Scientists hopeful they can make paralyzed patients walk

Photo (c) Prazis - Fotolia

Brain and spine implants produce near miracle in monkeys

The complex circuitry connecting the brain to important muscles in the body may hold the key to helping paralyzed patients get up and walk.

Like, getting up and walking almost immediately.

An international team of scientists, writing up their findings in the journal Nature, say implanting electrodes in a portion of the spine that hasn't been injured can reopen the pathway from the brain to leg muscles.

They conducted experiments using two primates who had temporarily become paralyzed in one leg. After implanting the electrodes, the scientists say the monkeys could get up and start walking. They say such a remedy could be available for human use within a decade.
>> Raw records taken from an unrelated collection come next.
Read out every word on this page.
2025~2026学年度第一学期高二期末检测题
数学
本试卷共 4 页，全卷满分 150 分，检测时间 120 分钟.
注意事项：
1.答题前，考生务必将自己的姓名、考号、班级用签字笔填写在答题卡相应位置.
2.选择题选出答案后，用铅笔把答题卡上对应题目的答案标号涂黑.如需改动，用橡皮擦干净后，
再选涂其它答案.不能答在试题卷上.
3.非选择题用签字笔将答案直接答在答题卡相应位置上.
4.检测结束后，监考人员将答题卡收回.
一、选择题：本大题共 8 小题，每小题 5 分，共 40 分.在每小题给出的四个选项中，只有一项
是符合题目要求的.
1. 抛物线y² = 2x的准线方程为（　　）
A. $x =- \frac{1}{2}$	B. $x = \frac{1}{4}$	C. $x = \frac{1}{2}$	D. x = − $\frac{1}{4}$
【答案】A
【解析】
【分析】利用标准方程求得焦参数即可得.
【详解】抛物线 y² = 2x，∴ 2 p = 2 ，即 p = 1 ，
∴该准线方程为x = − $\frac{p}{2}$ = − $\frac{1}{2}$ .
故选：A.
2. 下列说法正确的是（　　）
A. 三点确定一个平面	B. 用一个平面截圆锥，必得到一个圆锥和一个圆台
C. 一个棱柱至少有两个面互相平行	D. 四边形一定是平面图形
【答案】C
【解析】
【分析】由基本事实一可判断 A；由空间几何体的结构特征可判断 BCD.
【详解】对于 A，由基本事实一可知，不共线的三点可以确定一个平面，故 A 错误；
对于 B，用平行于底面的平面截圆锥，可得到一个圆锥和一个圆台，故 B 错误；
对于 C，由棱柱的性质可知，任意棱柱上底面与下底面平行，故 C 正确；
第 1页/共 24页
According to the Mayo Clinic Staff, a spinal cord injury often causes permanent changes to the body below the injury, creating a life-changing situation. Yet the Mayo doctors acknowledge that many researchers have long been optimistic that doctors would someday find a way to repair these injuries.

Severity can vary

People suffer spinal cord injuries in many ways. A number of these injuries have occurred during athletic competition. Others are the result of accidents. The severity can vary, based on the area of the spin that is injured.

“Most injuries to the spinal cord don't completely sever it,” the National Institutes of Health (NIH) explains on one of its websites. “Instead, an injury is more likely to cause fractures and compression of the vertebrae, which then crush and destroy axons -- extensions of nerve cells that carry signals up and down the spinal cord between the brain and the rest of the body. An injury to the spinal cord can damage a few, many, or almost all of these axons.”

NIH points out that some patients recover from spinal injuries, but others don't.

In the experiments on monkeys, the researchers say they were encouraged because the primates were able to get up and walk immediately after the implant, without having to go through any kind of physical retraining.

Up and around in six days

“As early as six days post-injury and without prior training of the monkeys, the brain–spine interface restored weight-bearing locomotion of the paralyzed leg on a treadmill and overground,” the authors write. “The implantable components integrated in the brain–spine interface have all been approved for investigational applications in similar human research, suggesting a practical translational pathway for proof-of-concept studies in people with spinal cord injury.”

There are actually two implantable devices that make the system work. One is implanted in the brain, the other in the spine. The devices then communicate wirelessly.

In addition to helping paralyzed people walk again, the scientists say they may be able to use their discovery to regrow damaged circuits. But they concede the electrodes carry some limitations that require additional research.